Algorithms and hardness for Metric Dimension on digraphs
This work addresses the computational complexity of Metric Dimension for directed graphs, extending known results from undirected graphs and providing new algorithmic and hardness insights for specific digraph classes.
The paper tackles the Metric Dimension problem on directed graphs, providing linear-time algorithms for trees and orientations of unicyclic graphs, an FPT algorithm parameterized by directed modular-width, and proving NP-hardness for planar triangle-free acyclic digraphs with maximum degree 6.

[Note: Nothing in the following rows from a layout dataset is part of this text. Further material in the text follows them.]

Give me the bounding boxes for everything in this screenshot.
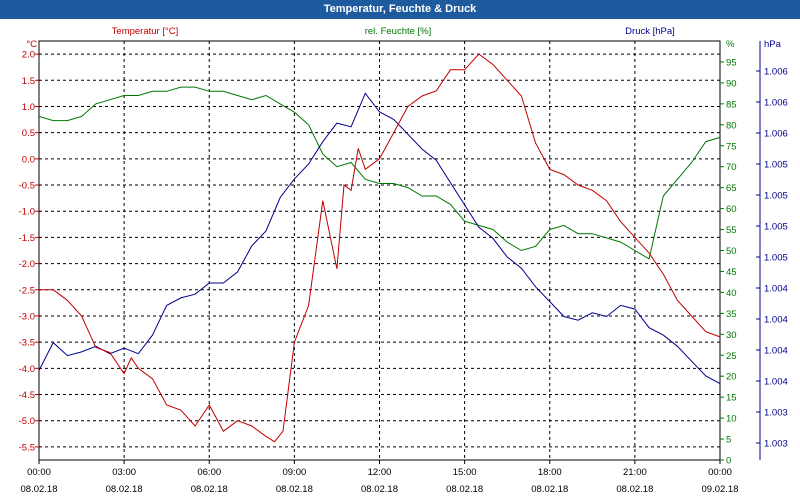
- pressure-tick-label: 1.003: [764, 439, 788, 450]
- chart-canvas: 00:00 08.02.18 03:00 08.02.18 06:00 08.02.18 0…: [19, 26, 788, 495]
- humidity-unit-label: %: [726, 39, 735, 50]
- pressure-unit-label: hPa: [764, 39, 782, 50]
- pressure-tick-label: 1.004: [764, 346, 788, 357]
- x-tick-date: 08.02.18: [21, 484, 58, 495]
- x-tick-date: 08.02.18: [361, 484, 398, 495]
- humidity-tick-label: 5: [726, 435, 731, 446]
- x-tick-time: 03:00: [112, 467, 136, 478]
- x-tick-time: 21:00: [623, 467, 647, 478]
- humidity-tick-label: 85: [726, 99, 737, 110]
- legend-humidity: rel. Feuchte [%]: [365, 26, 432, 37]
- legend-pressure: Druck [hPa]: [625, 26, 675, 37]
- pressure-tick-label: 1.006: [764, 67, 788, 78]
- pressure-tick-label: 1.005: [764, 160, 788, 171]
- humidity-tick-label: 75: [726, 141, 737, 152]
- pressure-tick-label: 1.003: [764, 408, 788, 419]
- x-tick-date: 08.02.18: [276, 484, 313, 495]
- pressure-tick-label: 1.004: [764, 377, 788, 388]
- humidity-tick-label: 65: [726, 183, 737, 194]
- x-tick-date: 09.02.18: [702, 484, 739, 495]
- humidity-tick-label: 95: [726, 57, 737, 68]
- humidity-tick-label: 30: [726, 330, 737, 341]
- temperature-tick-label: -2.0: [19, 259, 35, 270]
- x-tick-time: 09:00: [282, 467, 306, 478]
- humidity-tick-label: 25: [726, 351, 737, 362]
- x-tick-time: 06:00: [197, 467, 221, 478]
- pressure-tick-label: 1.004: [764, 315, 788, 326]
- x-tick-time: 15:00: [453, 467, 477, 478]
- pressure-series-line: [38, 92, 721, 384]
- temperature-tick-label: 0.5: [22, 128, 35, 139]
- temperature-tick-label: -1.5: [19, 233, 35, 244]
- temperature-tick-label: 1.0: [22, 102, 35, 113]
- temperature-series-line: [39, 53, 721, 443]
- x-tick-time: 12:00: [368, 467, 392, 478]
- x-tick-date: 08.02.18: [106, 484, 143, 495]
- humidity-tick-label: 40: [726, 288, 737, 299]
- humidity-tick-label: 20: [726, 372, 737, 383]
- pressure-tick-label: 1.004: [764, 284, 788, 295]
- temperature-unit-label: °C: [26, 39, 37, 50]
- humidity-tick-label: 70: [726, 162, 737, 173]
- x-tick-date: 08.02.18: [191, 484, 228, 495]
- x-tick-time: 00:00: [708, 467, 732, 478]
- legend-temperature: Temperatur [°C]: [112, 26, 179, 37]
- window-title: Temperatur, Feuchte & Druck: [0, 0, 800, 19]
- pressure-tick-label: 1.005: [764, 191, 788, 202]
- temperature-tick-label: -5.5: [19, 442, 35, 453]
- temperature-tick-label: -5.0: [19, 416, 35, 427]
- temperature-tick-label: -4.5: [19, 390, 35, 401]
- temperature-tick-label: 2.0: [22, 50, 35, 61]
- pressure-tick-label: 1.005: [764, 253, 788, 264]
- pressure-tick-label: 1.006: [764, 98, 788, 109]
- humidity-tick-label: 10: [726, 414, 737, 425]
- temperature-tick-label: 1.5: [22, 76, 35, 87]
- temperature-tick-label: -4.0: [19, 364, 35, 375]
- humidity-tick-label: 0: [726, 456, 731, 467]
- humidity-tick-label: 80: [726, 120, 737, 131]
- temperature-tick-label: -3.0: [19, 311, 35, 322]
- humidity-tick-label: 60: [726, 204, 737, 215]
- x-tick-time: 00:00: [27, 467, 51, 478]
- pressure-tick-label: 1.006: [764, 129, 788, 140]
- humidity-tick-label: 90: [726, 78, 737, 89]
- temperature-tick-label: -2.5: [19, 285, 35, 296]
- humidity-series-line: [38, 86, 721, 260]
- humidity-tick-label: 55: [726, 225, 737, 236]
- x-tick-date: 08.02.18: [616, 484, 653, 495]
- temperature-tick-label: -3.5: [19, 338, 35, 349]
- x-tick-date: 08.02.18: [446, 484, 483, 495]
- humidity-tick-label: 15: [726, 393, 737, 404]
- temperature-tick-label: 0.0: [22, 154, 35, 165]
- temperature-tick-label: -1.0: [19, 207, 35, 218]
- humidity-tick-label: 50: [726, 246, 737, 257]
- x-tick-date: 08.02.18: [531, 484, 568, 495]
- temperature-tick-label: -0.5: [19, 181, 35, 192]
- humidity-tick-label: 45: [726, 267, 737, 278]
- humidity-tick-label: 35: [726, 309, 737, 320]
- pressure-tick-label: 1.005: [764, 222, 788, 233]
- x-tick-time: 18:00: [538, 467, 562, 478]
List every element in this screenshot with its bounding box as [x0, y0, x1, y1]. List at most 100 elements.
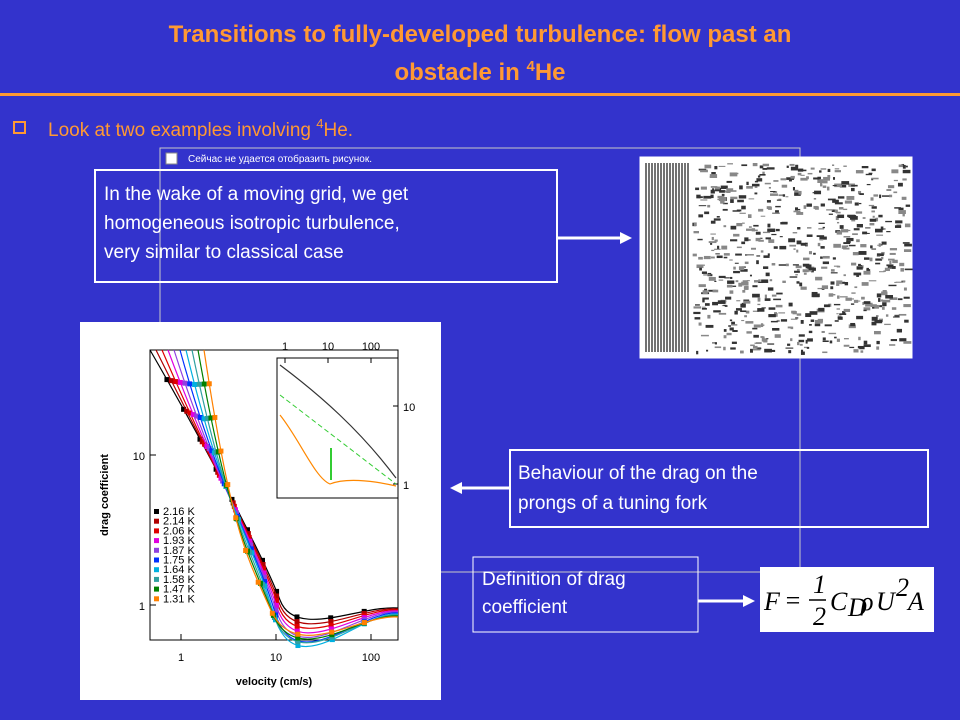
texture	[773, 246, 778, 249]
texture	[781, 221, 788, 225]
texture	[752, 285, 758, 288]
texture	[876, 293, 882, 298]
texture	[888, 284, 897, 287]
texture	[795, 265, 802, 269]
texture	[842, 310, 846, 315]
texture	[789, 276, 798, 278]
texture	[834, 209, 838, 213]
texture	[711, 236, 714, 241]
texture	[714, 239, 718, 242]
texture	[813, 177, 820, 180]
box-text: Definition of drag	[482, 569, 626, 590]
texture	[841, 245, 847, 249]
texture	[832, 185, 837, 187]
turbulence-image	[639, 156, 913, 359]
texture	[713, 310, 721, 313]
marker	[247, 538, 253, 544]
texture	[903, 296, 910, 299]
texture	[832, 199, 839, 203]
bullet-part: He.	[324, 120, 354, 141]
legend-marker	[154, 557, 159, 563]
texture	[699, 264, 705, 266]
legend-label: 1.75 K	[163, 555, 195, 567]
texture	[834, 320, 839, 322]
legend-label: 2.14 K	[163, 516, 195, 528]
marker	[182, 380, 188, 386]
marker	[328, 622, 334, 628]
texture	[753, 224, 759, 227]
texture	[759, 237, 763, 239]
texture	[865, 173, 873, 176]
texture	[834, 183, 842, 188]
marker	[168, 378, 174, 384]
texture	[782, 194, 786, 197]
texture	[715, 186, 720, 190]
marker	[260, 562, 266, 568]
inset-y-tick-label: 1	[403, 480, 409, 492]
marker	[218, 448, 224, 454]
texture	[698, 322, 702, 326]
texture	[860, 350, 864, 353]
marker	[225, 482, 231, 488]
texture	[853, 349, 859, 353]
marker	[187, 410, 193, 416]
texture	[822, 261, 830, 265]
texture	[879, 305, 883, 308]
texture	[879, 194, 882, 199]
texture	[736, 246, 742, 249]
texture	[853, 228, 860, 231]
texture	[766, 206, 771, 210]
texture	[796, 211, 804, 215]
texture	[726, 332, 732, 336]
texture	[844, 200, 852, 204]
texture	[775, 210, 779, 214]
texture	[863, 301, 871, 304]
texture	[850, 322, 856, 327]
texture	[767, 223, 771, 228]
texture	[794, 270, 800, 273]
texture	[831, 209, 837, 212]
texture	[850, 303, 855, 305]
texture	[878, 298, 881, 302]
marker	[274, 593, 280, 599]
marker	[259, 557, 265, 563]
eq-symbol: C	[830, 587, 848, 616]
texture	[820, 256, 823, 259]
texture	[745, 254, 748, 256]
texture	[754, 229, 758, 232]
eq-symbol: A	[906, 587, 924, 616]
marker	[194, 413, 200, 419]
texture	[846, 195, 855, 200]
texture	[772, 327, 780, 331]
texture	[838, 207, 844, 210]
texture	[869, 257, 873, 262]
texture	[762, 168, 768, 170]
texture	[693, 222, 697, 227]
texture	[868, 280, 877, 282]
texture	[808, 270, 813, 272]
texture	[781, 184, 788, 188]
texture	[753, 324, 761, 328]
texture	[737, 199, 744, 203]
texture	[836, 313, 839, 315]
texture	[730, 276, 733, 279]
texture	[832, 257, 836, 260]
texture	[836, 221, 840, 224]
texture	[872, 307, 875, 309]
texture	[837, 316, 843, 320]
texture	[707, 204, 711, 208]
texture	[799, 282, 803, 287]
texture	[830, 272, 838, 274]
texture	[800, 351, 805, 355]
texture	[693, 306, 702, 309]
texture	[713, 218, 721, 221]
texture	[846, 237, 854, 242]
texture	[801, 349, 804, 353]
marker	[269, 610, 275, 616]
texture	[786, 165, 789, 168]
texture	[879, 271, 885, 273]
texture	[852, 252, 859, 256]
texture	[829, 340, 833, 344]
arrow-head	[620, 232, 632, 244]
texture	[740, 303, 746, 308]
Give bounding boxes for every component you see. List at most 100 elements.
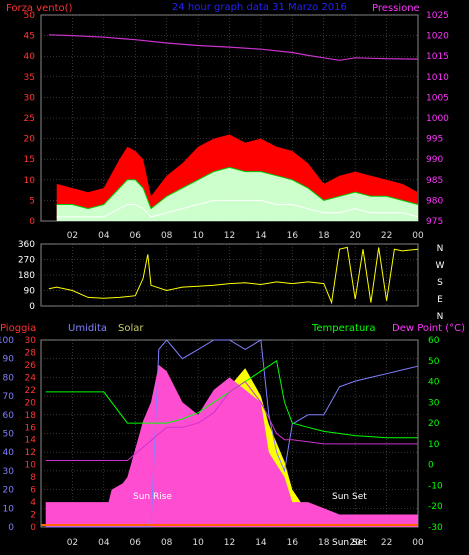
rain-y-tick: 8 bbox=[30, 473, 36, 483]
temperature-y-tick: 50 bbox=[428, 357, 440, 367]
rain-y-tick: 12 bbox=[25, 448, 36, 458]
pressure-y-tick: 1005 bbox=[426, 93, 449, 103]
lower-chart-x-tick: 16 bbox=[287, 538, 299, 548]
pressure-y-tick: 985 bbox=[426, 176, 443, 186]
direction-line bbox=[48, 246, 419, 305]
wind-chart-x-tick: 14 bbox=[255, 231, 267, 241]
wind-chart-x-tick: 04 bbox=[98, 231, 110, 241]
lower-chart-x-tick: 02 bbox=[67, 538, 78, 548]
direction-y-tick: 360 bbox=[18, 240, 35, 250]
rain-area bbox=[45, 364, 418, 527]
humidity-y-tick: 30 bbox=[3, 467, 15, 477]
wind-y-tick: 25 bbox=[24, 114, 35, 124]
lower-chart-x-tick: 14 bbox=[255, 538, 267, 548]
direction-y-tick: 90 bbox=[24, 287, 36, 297]
compass-letter: N bbox=[437, 312, 444, 322]
compass-letter: E bbox=[437, 295, 443, 305]
solar-label: Solar bbox=[118, 323, 144, 334]
wind-average-area bbox=[56, 167, 418, 221]
temperature-y-tick: 20 bbox=[428, 419, 440, 429]
lower-chart-x-tick: 12 bbox=[224, 538, 235, 548]
pressure-y-tick: 1010 bbox=[426, 73, 449, 83]
dew-point-label: Dew Point (°C) bbox=[392, 323, 465, 334]
wind-y-tick: 15 bbox=[24, 155, 35, 165]
wind-chart-x-tick: 20 bbox=[349, 231, 361, 241]
humidity-y-tick: 10 bbox=[3, 504, 15, 514]
wind-chart-x-tick: 06 bbox=[130, 231, 142, 241]
temperature-y-tick: 0 bbox=[428, 461, 434, 471]
temperature-y-tick: 30 bbox=[428, 398, 440, 408]
temperature-y-tick: 60 bbox=[428, 336, 440, 346]
lower-chart-x-tick: 20 bbox=[349, 538, 361, 548]
rain-y-tick: 26 bbox=[25, 361, 37, 371]
wind-y-tick: 5 bbox=[29, 196, 35, 206]
rain-y-tick: 14 bbox=[25, 436, 37, 446]
wind-average-line bbox=[56, 166, 419, 210]
wind-force-label: Forza vento() bbox=[6, 3, 73, 14]
lower-chart-x-tick: 06 bbox=[130, 538, 142, 548]
humidity-y-tick: 60 bbox=[3, 411, 15, 421]
temperature-line bbox=[45, 359, 418, 439]
temperature-y-tick: -20 bbox=[428, 502, 443, 512]
temperature-label: Temperatura bbox=[311, 323, 376, 334]
temperature-y-tick: -10 bbox=[428, 481, 443, 491]
wind-chart-x-tick: 12 bbox=[224, 231, 235, 241]
wind-y-tick: 30 bbox=[24, 93, 36, 103]
wind-chart-x-tick: 22 bbox=[381, 231, 392, 241]
temperature-y-tick: 40 bbox=[428, 378, 440, 388]
wind-y-tick: 40 bbox=[24, 52, 36, 62]
pressure-y-tick: 980 bbox=[426, 196, 443, 206]
pressure-y-tick: 1015 bbox=[426, 52, 449, 62]
graph-title: 24 hour graph data 31 Marzo 2016 bbox=[172, 2, 347, 13]
temperature-y-tick: -30 bbox=[428, 523, 443, 533]
wind-y-tick: 0 bbox=[29, 217, 35, 227]
humidity-y-tick: 50 bbox=[3, 430, 15, 440]
pressure-y-tick: 990 bbox=[426, 155, 443, 165]
pressure-y-tick: 1025 bbox=[426, 11, 449, 21]
rain-y-tick: 6 bbox=[30, 486, 36, 496]
compass-letter: N bbox=[437, 244, 444, 254]
wind-minimum-line bbox=[56, 199, 419, 218]
rain-y-tick: 16 bbox=[25, 423, 37, 433]
temperature-y-tick: 10 bbox=[428, 440, 440, 450]
lower-chart-x-tick: 04 bbox=[98, 538, 110, 548]
wind-y-tick: 45 bbox=[24, 32, 35, 42]
sunrise-label: Sun Rise bbox=[133, 492, 172, 502]
chart-layer: 0510152025303540455097598098599099510001… bbox=[0, 11, 449, 548]
rain-y-tick: 28 bbox=[25, 348, 37, 358]
direction-y-tick: 0 bbox=[29, 302, 35, 312]
wind-chart-x-tick: 18 bbox=[318, 231, 330, 241]
lower-chart-x-tick: 08 bbox=[161, 538, 173, 548]
humidity-y-tick: 80 bbox=[3, 373, 15, 383]
sunset-label: Sun Set bbox=[332, 492, 367, 502]
humidity-y-tick: 0 bbox=[8, 523, 14, 533]
wind-chart-x-tick: 02 bbox=[67, 231, 78, 241]
compass-letter: S bbox=[437, 278, 443, 288]
humidity-y-tick: 90 bbox=[3, 355, 15, 365]
sunset-sub-label: Sun Set bbox=[332, 538, 367, 548]
rain-y-tick: 24 bbox=[25, 373, 37, 383]
rain-y-tick: 4 bbox=[30, 498, 36, 508]
humidity-y-tick: 70 bbox=[3, 392, 15, 402]
pressure-y-tick: 995 bbox=[426, 135, 443, 145]
humidity-line bbox=[45, 339, 419, 528]
lower-chart-x-tick: 00 bbox=[412, 538, 424, 548]
rain-y-tick: 0 bbox=[30, 523, 36, 533]
lower-chart-x-tick: 18 bbox=[318, 538, 330, 548]
rain-y-tick: 2 bbox=[30, 511, 36, 521]
rain-y-tick: 22 bbox=[25, 386, 36, 396]
humidity-y-tick: 40 bbox=[3, 448, 15, 458]
rain-y-tick: 10 bbox=[25, 461, 37, 471]
wind-y-tick: 35 bbox=[24, 73, 35, 83]
wind-chart-x-tick: 10 bbox=[192, 231, 204, 241]
dew-point-line bbox=[45, 380, 418, 461]
wind-y-tick: 50 bbox=[24, 11, 36, 21]
pressure-line bbox=[48, 34, 419, 61]
rain-y-tick: 30 bbox=[25, 336, 37, 346]
humidity-y-tick: 100 bbox=[0, 336, 14, 346]
direction-y-tick: 180 bbox=[18, 271, 35, 281]
wind-chart-x-tick: 16 bbox=[287, 231, 299, 241]
rain-label: Pioggia bbox=[0, 323, 36, 334]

In the Metric Dimension problem, one asks for a minimum-size set $R$ of vertices such that for any pair of vertices of the graph, there is a vertex from $R$ whose two distances to the vertices of the pair are distinct. This problem has mainly been studied on undirected graphs and has gained a lot of attention in the recent years. We focus on directed graphs, and show how to solve the problem in linear time on digraphs whose underlying undirected graph (ignoring multiple edges) is a tree. This (non-trivially) extends a previous algorithm for oriented trees. We then extend the method to orientations of unicyclic graphs. We also give a fixed-parameter-tractable algorithm for digraphs when parameterized by the directed modular-width, extending a known result for undirected graphs. Finally, we show that Metric Dimension is NP-hard even on planar triangle-free acyclic digraphs of maximum degree 6.